Paid with proof of voting

Massachusetts
Voters employed in mechanical, manufacturing or mercantile businesses allowed time off during the first two hours after the polls have opened only if an application for absence has been submitted.
Statute does not indicate whether time off is paid or unpaid.

Michigan
None

Minnesota
Employees allowed time off during the mornings of election days.
Paid

Mississippi
None

Missouri
If polls are not open three consecutive hours outside the employee's regular shift, the employee is allowed up to three hours to vote if a request for time is made prior to Election Day. The employer may specify the time of day the employees may take time off to vote.
Paid

Montana
None

Nebraska
If polls are not open two consecutive hours outside the employee's regular shift, the employee is allowed up to two hours to vote if a request for time is made prior to Election Day. The employer may specify the time of day employees may take time off to vote.
Paid

Nevada
If polls are not open a "sufficient" amount of time outside the employee's regular shift, the employee is allowed one to three hours to vote if a request for time is made prior to Election Day. "Sufficient" time depends on the distance between work and the polling site. The employer may specify the time of day employees may take time off to vote.
Paid

New Hampshire
None

New Jersey
None

New Mexico
If the polls open at least two hours before the employee starts work or close at least three hours after the employee ends work, the employer is not required to offer time off.

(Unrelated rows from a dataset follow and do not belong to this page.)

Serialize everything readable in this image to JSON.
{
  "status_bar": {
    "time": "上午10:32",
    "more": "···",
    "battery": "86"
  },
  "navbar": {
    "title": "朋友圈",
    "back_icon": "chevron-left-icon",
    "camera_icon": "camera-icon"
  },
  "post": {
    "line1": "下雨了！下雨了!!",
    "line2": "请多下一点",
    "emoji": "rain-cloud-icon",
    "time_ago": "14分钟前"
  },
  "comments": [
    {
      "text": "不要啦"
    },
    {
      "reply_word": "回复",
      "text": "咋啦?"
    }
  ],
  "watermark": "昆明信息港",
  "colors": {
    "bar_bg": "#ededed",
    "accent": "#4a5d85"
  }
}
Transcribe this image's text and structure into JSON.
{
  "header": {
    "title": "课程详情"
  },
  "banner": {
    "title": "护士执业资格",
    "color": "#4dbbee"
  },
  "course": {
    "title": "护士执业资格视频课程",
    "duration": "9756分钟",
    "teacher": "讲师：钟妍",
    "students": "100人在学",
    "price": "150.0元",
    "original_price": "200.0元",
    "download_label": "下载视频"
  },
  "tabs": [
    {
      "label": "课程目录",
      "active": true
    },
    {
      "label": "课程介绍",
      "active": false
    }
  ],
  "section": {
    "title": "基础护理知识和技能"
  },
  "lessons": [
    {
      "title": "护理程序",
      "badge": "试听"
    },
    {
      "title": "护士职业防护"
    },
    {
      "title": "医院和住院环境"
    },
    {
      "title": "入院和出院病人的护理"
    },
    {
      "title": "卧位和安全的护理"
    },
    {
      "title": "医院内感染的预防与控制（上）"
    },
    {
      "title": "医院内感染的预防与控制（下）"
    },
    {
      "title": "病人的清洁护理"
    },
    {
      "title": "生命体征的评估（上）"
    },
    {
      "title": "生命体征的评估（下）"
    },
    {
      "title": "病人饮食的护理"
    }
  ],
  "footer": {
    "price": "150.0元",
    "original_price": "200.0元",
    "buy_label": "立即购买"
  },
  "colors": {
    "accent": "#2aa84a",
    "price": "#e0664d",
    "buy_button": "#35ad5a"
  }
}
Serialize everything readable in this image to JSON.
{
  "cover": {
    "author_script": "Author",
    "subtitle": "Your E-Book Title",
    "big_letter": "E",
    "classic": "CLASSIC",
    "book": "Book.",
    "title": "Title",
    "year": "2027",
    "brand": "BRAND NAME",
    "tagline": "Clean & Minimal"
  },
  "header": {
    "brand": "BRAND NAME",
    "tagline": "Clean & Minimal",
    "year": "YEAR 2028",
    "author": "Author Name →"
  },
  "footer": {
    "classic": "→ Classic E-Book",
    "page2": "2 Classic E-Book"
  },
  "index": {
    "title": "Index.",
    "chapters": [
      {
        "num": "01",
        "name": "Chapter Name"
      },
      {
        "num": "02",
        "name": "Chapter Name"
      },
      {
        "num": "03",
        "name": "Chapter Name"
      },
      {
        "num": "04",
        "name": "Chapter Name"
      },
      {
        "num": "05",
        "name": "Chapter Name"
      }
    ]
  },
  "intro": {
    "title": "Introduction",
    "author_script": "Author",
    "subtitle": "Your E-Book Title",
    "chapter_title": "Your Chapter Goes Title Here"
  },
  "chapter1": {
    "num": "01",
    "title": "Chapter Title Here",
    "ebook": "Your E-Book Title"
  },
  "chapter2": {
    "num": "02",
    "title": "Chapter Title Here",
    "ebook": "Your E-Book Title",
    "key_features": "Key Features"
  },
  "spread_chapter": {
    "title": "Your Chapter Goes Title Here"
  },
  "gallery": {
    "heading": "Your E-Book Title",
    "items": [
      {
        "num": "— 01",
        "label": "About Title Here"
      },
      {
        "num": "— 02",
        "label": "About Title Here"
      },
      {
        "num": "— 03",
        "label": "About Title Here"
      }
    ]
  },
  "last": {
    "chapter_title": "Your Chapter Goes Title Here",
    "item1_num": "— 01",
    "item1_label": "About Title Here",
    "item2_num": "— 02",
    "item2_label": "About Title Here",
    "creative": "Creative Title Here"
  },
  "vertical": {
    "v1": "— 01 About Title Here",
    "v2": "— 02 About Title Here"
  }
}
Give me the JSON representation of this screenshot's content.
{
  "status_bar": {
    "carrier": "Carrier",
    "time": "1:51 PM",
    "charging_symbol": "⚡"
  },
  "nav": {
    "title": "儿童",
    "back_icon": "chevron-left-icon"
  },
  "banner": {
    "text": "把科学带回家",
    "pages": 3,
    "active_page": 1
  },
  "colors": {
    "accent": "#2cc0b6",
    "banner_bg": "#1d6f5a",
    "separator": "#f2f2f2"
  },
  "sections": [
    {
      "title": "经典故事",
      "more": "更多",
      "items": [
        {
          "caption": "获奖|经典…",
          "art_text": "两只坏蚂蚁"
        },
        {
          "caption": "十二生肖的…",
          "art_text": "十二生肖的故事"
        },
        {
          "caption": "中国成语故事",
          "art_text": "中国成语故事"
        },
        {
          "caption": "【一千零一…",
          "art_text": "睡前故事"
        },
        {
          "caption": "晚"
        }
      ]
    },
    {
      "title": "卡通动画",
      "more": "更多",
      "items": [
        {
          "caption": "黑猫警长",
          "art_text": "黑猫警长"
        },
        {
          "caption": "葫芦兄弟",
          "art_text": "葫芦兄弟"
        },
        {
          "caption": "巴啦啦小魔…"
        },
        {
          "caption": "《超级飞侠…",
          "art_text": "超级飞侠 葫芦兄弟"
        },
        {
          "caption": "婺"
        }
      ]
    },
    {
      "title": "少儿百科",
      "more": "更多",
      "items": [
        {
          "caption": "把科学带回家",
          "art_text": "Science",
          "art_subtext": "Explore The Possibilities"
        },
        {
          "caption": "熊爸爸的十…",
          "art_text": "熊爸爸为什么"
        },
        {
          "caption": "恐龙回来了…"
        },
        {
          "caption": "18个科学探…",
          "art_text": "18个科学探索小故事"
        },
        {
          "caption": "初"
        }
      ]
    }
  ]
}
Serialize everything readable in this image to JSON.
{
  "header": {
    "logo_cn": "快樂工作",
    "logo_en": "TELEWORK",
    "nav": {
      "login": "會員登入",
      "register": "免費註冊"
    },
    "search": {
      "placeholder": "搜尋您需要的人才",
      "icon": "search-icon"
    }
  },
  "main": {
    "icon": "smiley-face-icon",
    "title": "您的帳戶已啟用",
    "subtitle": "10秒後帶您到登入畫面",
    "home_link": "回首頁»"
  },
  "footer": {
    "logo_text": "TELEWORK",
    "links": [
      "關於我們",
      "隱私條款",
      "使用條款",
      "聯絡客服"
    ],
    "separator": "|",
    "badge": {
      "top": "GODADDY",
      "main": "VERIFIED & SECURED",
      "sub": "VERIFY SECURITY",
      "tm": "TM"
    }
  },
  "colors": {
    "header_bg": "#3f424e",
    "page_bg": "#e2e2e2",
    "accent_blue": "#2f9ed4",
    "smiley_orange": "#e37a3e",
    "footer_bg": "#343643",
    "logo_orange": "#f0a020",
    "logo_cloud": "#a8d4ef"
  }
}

Otherwise, employees are allowed up to two hours. The employer may specify the time of day employees may take time off to vote, but it may not include lunch or rest hours.
Paid

New York
If polls are not open four consecutive hours outside the employee's regular shift, the employee is allowed "sufficient time" to vote if a request for time is made prior to Election Day. The employer may specify whether employees must take the time at the beginning or the end of the shift. Employers must post a conspicuous notice of employee rights at least ten days before Election Day.
Paid up to two hours

North Carolina
None

North Dakota
The law encourages employers to provide time off to vote when an employee's regular work schedule conflicts with the times polls are open.
Policy is voluntary and does not indicate whether time off is paid or unpaid.

Ohio
The law forbids employers from firing an employee who takes a reasonable amount of time to vote.
Paid for salaried employees

Oklahoma
Every employer must allow its registered voters up to tow hours off to vote on Election Day, during the time when the polls are open.
Paid

Oregon
None

Pennsylvania
None

Rhode Island
None

South Carolina
None

South Dakota
If polls are not open two consecutive hours outside the employee's regular shift, the employee is allowed to take time off to vote.
Paid

Tennessee
If polls are not open three consecutive hours outside the employee's regular shift, the employee is allowed time to vote not to exceed three hours if a request for time is made before noon the day before Election Day. The employer may specify when during the shift the employee may take time off to vote.
Paid

Texas
If polls are not open two consecutive hours outside the employee's regular shift, the employee is allowed reasonable time to vote.
Paid

Utah
If polls are not open three hours outside the employee's regular shift, the employee is allowed up to two hours to vote. The employer may specify when during the shift the employee may take time off to vote.

Vermont
None

Virginia
None

Washington
If polls are not open two hours outside the employee's regular shift (not including meal or rest breaks), the employer must arrange employee work time on Election Day so the employee is allowed reasonable time to vote.
Paid

Washington, D.C.
None

West Virginia
Employees are allowed no more than three hours to vote if a written request for time off is made at least three days prior to Election Day.
Paid

Wisconsin
Employees are allowed no more than three hours to vote if the request for time off is made prior to Election Day. The employer may specify when during the shift the employee may take time off to vote.
Unpaid

Wyoming
Employees may take one hour to vote.